The main role of T-teachers/facilitators in facilitating the T-learning interactions.

T-teachers/facilitators who have involved in our team have the main role in facilitating the T-learning interactions through creating the networks between T-learners, T-teachers, and T-stakeholders. T-facilitators also created the opportunities for learning interactions to take place. In the beginning, we mediated the learning processes and interactions during the initial meetings and created the network. But this role was shared with the local team and the “scientist farmers”. In addition, we drew on tools for group discussions (for example SWOT, colour card, brainstorming, narratives, photographer) and the guidelines (the detailed questions for each issue in each group discussions, the detail steps to facilitate each questions, etc.) for facilitation processes in learning interactions. We also found the technical researchers and collaboration with other projects/programs useful for developing the sustainable livelihood models to respond to climate change of Can Tho university and Can Tho city. They have the potential to assist the farmers to develop solutions to their problems or challenges. We are supporting the local team to improve and expand the space for T-learning processes among T-learners through the development of the research in using mass media and establishing group key informants from whom other farmers can access information, ask the questions or collaborate in their daily activities as well their farm activities.
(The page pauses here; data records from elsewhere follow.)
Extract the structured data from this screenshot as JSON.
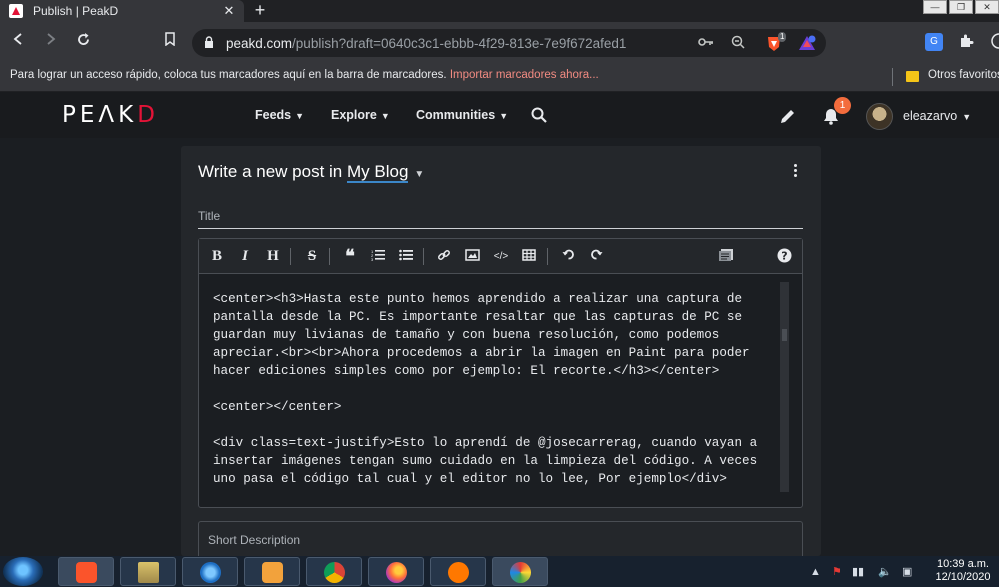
{
  "browser": {
    "tab": {
      "title": "Publish | PeakD",
      "close": "✕"
    },
    "new_tab": "+",
    "url": {
      "host": "peakd.com",
      "path": "/publish?draft=0640c3c1-ebbb-4f29-813e-7e9f672afed1"
    },
    "brave_badge": "1",
    "bookmarks": {
      "prompt": "Para lograr un acceso rápido, coloca tus marcadores aquí en la barra de marcadores.",
      "import_link": "Importar marcadores ahora...",
      "other": "Otros favoritos"
    }
  },
  "navbar": {
    "logo_main": "PE",
    "logo_a": "Λ",
    "logo_k": "K",
    "logo_d": "D",
    "items": [
      {
        "label": "Feeds"
      },
      {
        "label": "Explore"
      },
      {
        "label": "Communities"
      }
    ],
    "notification_count": "1",
    "username": "eleazarvo"
  },
  "editor": {
    "heading_prefix": "Write a new post in",
    "blog": "My Blog",
    "title_placeholder": "Title",
    "toolbar": [
      "B",
      "I",
      "H",
      "S",
      "❝",
      "1.",
      "•",
      "link",
      "image",
      "</>",
      "table",
      "undo",
      "redo",
      "preview",
      "?"
    ],
    "body": "<center><h3>Hasta este punto hemos aprendido a realizar una captura de pantalla desde la PC. Es importante resaltar que las capturas de PC se guardan muy livianas de tamaño y con buena resolución, como podemos apreciar.<br><br>Ahora procedemos a abrir la imagen en Paint para poder hacer ediciones simples como por ejemplo: El recorte.</h3></center>\n\n<center></center>\n\n<div class=text-justify>Esto lo aprendí de @josecarrerag, cuando vayan a insertar imágenes tengan sumo cuidado en la limpieza del código. A veces uno pasa el código tal cual y el editor no lo lee, Por ejemplo</div>",
    "short_description_placeholder": "Short Description"
  },
  "taskbar": {
    "apps": [
      "brave",
      "explorer",
      "internet-explorer",
      "media-player",
      "chrome",
      "firefox",
      "avast",
      "paint"
    ],
    "clock_time": "10:39 a.m.",
    "clock_date": "12/10/2020"
  },
  "colors": {
    "accent": "#3b87c9",
    "brand": "#e31337",
    "badge": "#f36c3d"
  }
}
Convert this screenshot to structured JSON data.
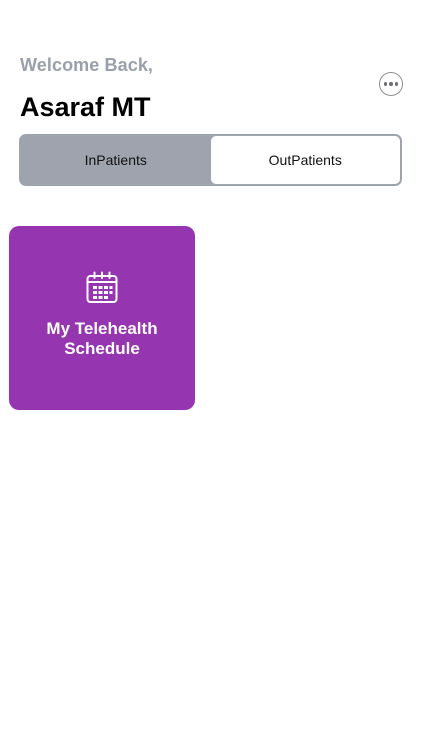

The emerging issues from the early T-learning interactions

There are several emerging issues from the T-learning interactions about the sustainable livelihood models in the context of climate change in the Can Tho city. However, three critical issues at this stage include: (1) how to create the collaboration in agricultural production (from agricultural inputs to ensure the quality of agricultural products following the market demand and to respond to climate change context); (2) how to develop or create the network among four stakeholders: the state; the scientists; the entrepreneurs; and the farmers; and (3) how to develop a strong the agricultural contracts to help farmers in stabilizing the production scale and the types of crops/livestock.